After church last night, I was chatting with a couple of guy friends and one suggested we all go watch a movie at his house. It sounded fabulous to me, but not-so-fabulous to the other, who opted out in order to get some reading done. We called our respective roommates to invite them, but they were all working/busy/ill. So, the movie-minded friend of mine looked at me and said, "Well, do you still want to come?" I said, "Sure."

My thoughts at this point: There were no date-intentions at the outset, so it won't be awkward unless I make it awkward by being weird about it. It is not a date.

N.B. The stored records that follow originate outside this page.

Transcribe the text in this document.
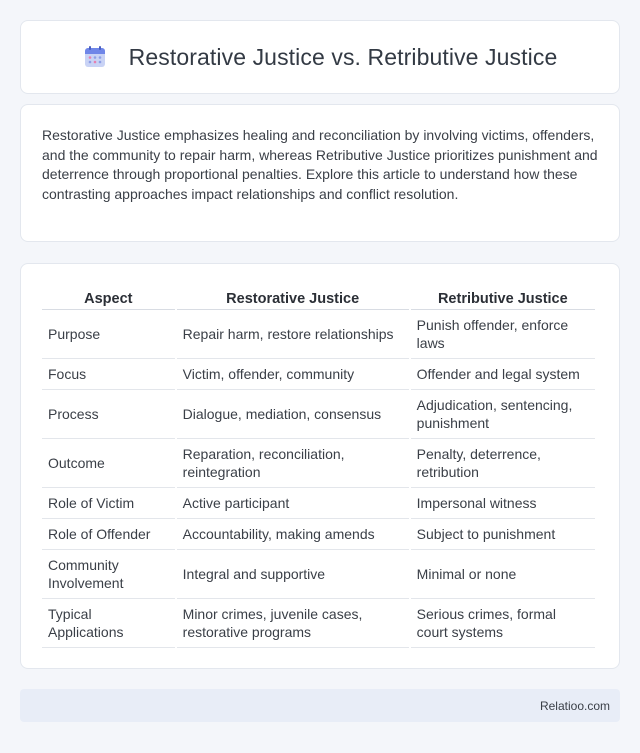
Restorative Justice vs. Retributive Justice

Restorative Justice emphasizes healing and reconciliation by involving victims, offenders, and the community to repair harm, whereas Retributive Justice prioritizes punishment and deterrence through proportional penalties. Explore this article to understand how these contrasting approaches impact relationships and conflict resolution.

Aspect	Restorative Justice	Retributive Justice
Purpose	Repair harm, restore relationships	Punish offender, enforce laws
Focus	Victim, offender, community	Offender and legal system
Process	Dialogue, mediation, consensus	Adjudication, sentencing, punishment
Outcome	Reparation, reconciliation, reintegration	Penalty, deterrence, retribution
Role of Victim	Active participant	Impersonal witness
Role of Offender	Accountability, making amends	Subject to punishment
Community Involvement	Integral and supportive	Minimal or none
Typical Applications	Minor crimes, juvenile cases, restorative programs	Serious crimes, formal court systems
Relatioo.com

But then, the opted-out looked at me and said, "Umm... won't that be weird?"

Now it will. Thanks.

So the movie-mind said, "Hmm... why don't we do it another time?"

I said, "Sure, sounds good." Because I really didn't care a whole lot either way.

So the question is: is it, in fact, weird for two friends of the opposite gender to hang out alone (granted, late at night and in the dark) when there were no romantic intentions? I didn't think so. But I want to hear opinions.

It should probably be noted that Mr. Opted-out is a Former You-Know-What of mine, and Mr. Movie-mind his best friend. You know, just to spice things up a little.

2 comments:

Jenevieve said...

I don't think it would be weird. Then again, the one person of the opposite gender with whom I spent a lot of time (including movie-watching) without dating eventually became my husband. So maybe I should just shut my mouth.

Andrew Seely said...

I have a friend (who's female) who has a theory that it's near impossible to have opposite sex relationships without one of the parties having some sort of romantic feelings for the other.

I don't know if I totally agree, but I do know that it's happened on more than one occasion for myself.